O'Reilly and Software Improvement Group conducted a survey about secure coding: https://www.oreilly.com/ideas/the-alarming-state-of-secure-coding-neglect
Much of it is as expected but I stumbled upon this tidbit:
"[Static analysis] was reported as being used by 25% of respondents. One-third of those who didn't use it said it was too expensive. The rest of the non-users were fairly evenly divided among other explanations: tools were not available for their technology, were too hard to use, had too many false positives, or were not usable in Agile development."
When developing I have almost always used compiler warnings (gcc/acc/icc/cxx/clang) and dedicated tools cppcheck/flexelint/coverity-scan/pvs-studio/clang-analyze so the above snippet depressed me because catching errors sooner rather than later makes them much cheaper to fix. Static analysis tools can require much configuration, can be expensive, and be time-consuming, and I guess that for some languages such tools don't even exist. The part about static analysis tools not fitting a development process struck me as downright odd.
What is your take on this? Why aren't you using static analysis (and if you do: which one and for what?)
(Score: 0) by Anonymous Coward on Wednesday May 10 2017, @05:25AM (5 children)
Does anyone have any good free open source static analysis tools for C? I've used static analysis at work for embedded software, but the packages we used were thousands of dollars, and very proprietary.
(Score: 2) by TheRaven on Wednesday May 10 2017, @09:23AM
The clang static analyser is pretty good and is actively developed by a number of companies. The one big problem with it is the lack of a way of consistently tracking reports as the code evolves (Coverity is much better for that, and is free to use for open source projects).
The real problem with any static analysis tool is that it's very hard to adopt later on in the development process, because you'll likely have a hundreds or thousands of warnings and have to go and classify them all. This even applies to new analyses from existing analysers.
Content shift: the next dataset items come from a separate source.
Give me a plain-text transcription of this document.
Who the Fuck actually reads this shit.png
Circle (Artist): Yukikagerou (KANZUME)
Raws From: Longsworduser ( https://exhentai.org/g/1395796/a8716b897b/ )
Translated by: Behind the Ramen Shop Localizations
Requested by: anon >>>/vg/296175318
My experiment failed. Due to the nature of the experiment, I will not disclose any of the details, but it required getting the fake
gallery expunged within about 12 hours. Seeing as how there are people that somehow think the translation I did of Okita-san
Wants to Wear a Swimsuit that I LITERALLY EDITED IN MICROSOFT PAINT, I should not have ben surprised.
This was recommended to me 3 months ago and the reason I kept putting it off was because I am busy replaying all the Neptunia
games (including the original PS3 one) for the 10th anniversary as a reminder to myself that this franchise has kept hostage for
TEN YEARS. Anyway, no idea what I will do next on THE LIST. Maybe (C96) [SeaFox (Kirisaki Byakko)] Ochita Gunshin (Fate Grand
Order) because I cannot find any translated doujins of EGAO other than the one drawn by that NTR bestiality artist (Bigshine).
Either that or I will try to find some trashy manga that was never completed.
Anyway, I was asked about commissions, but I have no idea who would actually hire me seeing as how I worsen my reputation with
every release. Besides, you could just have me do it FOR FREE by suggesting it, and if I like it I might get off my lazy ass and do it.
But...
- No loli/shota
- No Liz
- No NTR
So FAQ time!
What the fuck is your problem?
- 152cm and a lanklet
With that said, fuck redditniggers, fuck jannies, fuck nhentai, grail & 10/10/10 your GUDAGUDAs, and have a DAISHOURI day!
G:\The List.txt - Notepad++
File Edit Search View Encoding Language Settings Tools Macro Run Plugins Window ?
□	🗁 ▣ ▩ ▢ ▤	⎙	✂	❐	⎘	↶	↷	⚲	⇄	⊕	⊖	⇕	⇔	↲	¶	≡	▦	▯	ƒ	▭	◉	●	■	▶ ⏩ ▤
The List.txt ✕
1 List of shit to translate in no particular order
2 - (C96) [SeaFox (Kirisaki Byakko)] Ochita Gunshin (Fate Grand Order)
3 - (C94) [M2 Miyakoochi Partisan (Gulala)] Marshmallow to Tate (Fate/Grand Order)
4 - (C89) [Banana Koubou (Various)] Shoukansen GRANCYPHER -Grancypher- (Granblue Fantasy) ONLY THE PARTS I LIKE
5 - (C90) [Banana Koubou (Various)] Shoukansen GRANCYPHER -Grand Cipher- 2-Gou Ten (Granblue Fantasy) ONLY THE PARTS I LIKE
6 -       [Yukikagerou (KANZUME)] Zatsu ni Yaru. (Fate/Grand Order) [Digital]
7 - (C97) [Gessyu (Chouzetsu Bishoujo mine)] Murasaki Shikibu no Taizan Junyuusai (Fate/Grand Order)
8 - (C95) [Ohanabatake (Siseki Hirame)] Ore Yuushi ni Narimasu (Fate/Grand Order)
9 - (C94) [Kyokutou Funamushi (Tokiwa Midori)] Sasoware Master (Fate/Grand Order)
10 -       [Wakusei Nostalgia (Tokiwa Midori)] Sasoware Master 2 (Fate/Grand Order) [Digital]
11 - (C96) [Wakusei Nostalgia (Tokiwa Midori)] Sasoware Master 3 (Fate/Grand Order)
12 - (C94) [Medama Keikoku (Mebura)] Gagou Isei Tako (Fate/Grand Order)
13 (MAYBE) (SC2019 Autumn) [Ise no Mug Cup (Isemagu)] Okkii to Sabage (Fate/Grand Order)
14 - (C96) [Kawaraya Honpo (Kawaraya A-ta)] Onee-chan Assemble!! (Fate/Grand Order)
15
I am not surprised by these results at all. I was talking to someone from Google's Android security team a year or so ago and they were very proud of adding support for _FORTIFY_SOURCE to Android. I was surprised, because when I'd looked at adding that to FreeBSD, it had seemed not worth the effort because I hadn't been able to come up with a bug that _FORTIFY_SOURCE would catch at run time and the clang static analyser wouldn't catch at compile time, so I asked if they had some examples. His reply was that they didn't use static analysis at all in their development process. For something security critical, that's completely unacceptable (in contrast, Apple runs it on everything and writes new clang analysers whenever they find a new category of bug in their code).
sudo mod me up
(Score: 1) by isj on Wednesday May 10 2017, @05:07PM
I know of:
Open source: clang-analyzer, CppCheck
Free: the 2 above, and Coverity-scan (if your source code is opensource hosted on github etc)
Good: YMMV. It depends on how much time you are willing to invest, what shape the code is currently in, and which types of errors you are looking for.
(Score: 2) by bzipitidoo on Wednesday May 10 2017, @05:30PM
I made a simple C/C++ parser that checks for things such as balanced parentheses, and gives some statistics about the code. It doesn't handle #ifdef and relatives, so it is easily fooled by abuses such as 'for (;;i++) { #ifdef DEBUG printf("%d ",i) } #else } #endif' which has 1 opening brace and 2 closing braces. It found an error in the Firefox source code that the compiler missed thanks to not even looking at the code those preprocessing directives told it to skip over.
If anyone is interested, I plan to release it in a month. Yes, it'll be free.
(Score: 1) by isj on Wednesday May 10 2017, @10:19PM (1 child)
If the cost is the issue then consider pc-lint from Gimpel. It is relatively cheap and can be configured in many ways. But it does take time to configure to your environment, and the latest release doesn't support C++11 but its upcoming version (of which I'm a beta tester) does.
(Score: 2) by hendrikboom on Wednesday May 10 2017, @11:34PM
I used that on the Amiga long ago. It was useful. It has been around for a while.